Martedì è entrato nel carcere federale di Schuylkill in Pennsylvania. La moglie Nadine, anche lei colpevole, riceverà la sentenza l’11 settembre

Massimo JausbyMassimo Jaus
Menendez tira dritto dopo l’incriminazione per corruzione: “Non mi dimetto”

Bob Menendez - ANSA

Time: 3 mins read

Martedì mattina l’ex senatore democratico del New Jersey Bob Menendez ha varcato il cancello del carcere federale di Schuylkill, in Pennsylvania, per iniziare a scontare una condanna di 11 anni. Una fine ingloriosa per uno dei politici più longevi del Partito Democratico, ora conosciuto più per i lingotti d’oro nel suo armadio che per le leggi che ha promosso in quasi tre decenni al Congresso.

Nato da immigrati cubani, Menendez era l’incarnazione del sogno americano: sindaco di Union City, deputato, senatore, presidente della Commissione Esteri del Senato. Ma è proprio il potere che aveva conquistato che ha venduto in cambio di contanti, oro, una Mercedes e lussuosi favori, trasformando l’ufficio del senatore in un bancomat personale.

Nel giugno 2022, l’FBI trovò nella sua casa mezzo milione di dollari in contanti nascosti in giacche e scarpe, 13 lingotti d’oro e prove di relazioni finanziarie opache con uomini d’affari del New Jersey e funzionari egiziani. L’accusa più grave? Aver agito come agente straniero per l’Egitto, mentre sedeva in una delle commissioni più sensibili per la sicurezza nazionale.

Foto dei lingotti d’oro trovati dall’FBI nella perquisizione a casa del senatore Menendez – Credit: FBI

Non era la prima volta che Menendez affrontava un’accusa di corruzione. Nel 2015, era stato incriminato per aver ricevuto favori da un oculista della Florida, tra cui voli privati, soggiorni in hotel di lusso e centinaia di migliaia di dollari in contributi elettorali. Il processo si concluse nel 2017 con una giuria in stallo: i giurati non riuscirono a raggiungere l’unanimità per una condanna, costringendo il giudice a dichiarare il “mistrial”. I pubblici ministeri scelsero di non ripetere il processo. Nonostante l’ammonizione da parte del Comitato Etico del Senato, Menendez fu comunque rieletto nel 2018.

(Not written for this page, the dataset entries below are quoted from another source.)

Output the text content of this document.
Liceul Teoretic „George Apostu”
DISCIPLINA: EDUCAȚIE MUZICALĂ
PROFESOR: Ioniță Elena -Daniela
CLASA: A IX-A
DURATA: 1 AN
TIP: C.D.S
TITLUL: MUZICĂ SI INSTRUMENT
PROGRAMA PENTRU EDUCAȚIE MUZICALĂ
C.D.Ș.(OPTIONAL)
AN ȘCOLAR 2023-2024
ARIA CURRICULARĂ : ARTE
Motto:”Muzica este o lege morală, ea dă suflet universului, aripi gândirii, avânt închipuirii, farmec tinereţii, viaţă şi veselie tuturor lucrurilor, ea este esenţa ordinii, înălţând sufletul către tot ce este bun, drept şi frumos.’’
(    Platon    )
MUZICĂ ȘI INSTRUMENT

Il secondo processo, durato nove settimane, si è concluso a luglio dello scorso anno con un verdetto schiacciante: colpevole di tutti i 16 capi d’imputazione, tra cui cospirazione, corruzione, ostruzione alla giustizia e attività come agente straniero. La giuria ha ritenuto che Menendez, insieme alla moglie Nadine e agli imprenditori Fred Daibes, Wael Hana e José Uribe, avesse gestito un sofisticato schema di tangenti in cambio di protezioni politiche, concessioni commerciali e accesso privilegiato ai vertici del potere statunitense.

Durante la perquisizione, alcuni pacchetti di denaro riportavano le impronte digitali di Daibes; i lingotti d’oro erano numerati e riconducibili direttamente ai suoi “benefattori”. E mentre Menendez cercava di giustificare la presenza di così tanto denaro come un’abitudine familiare “nata dalla sfiducia verso le banche cubane”, per la giuria fu chiaro: non era prudenza, ma corruzione.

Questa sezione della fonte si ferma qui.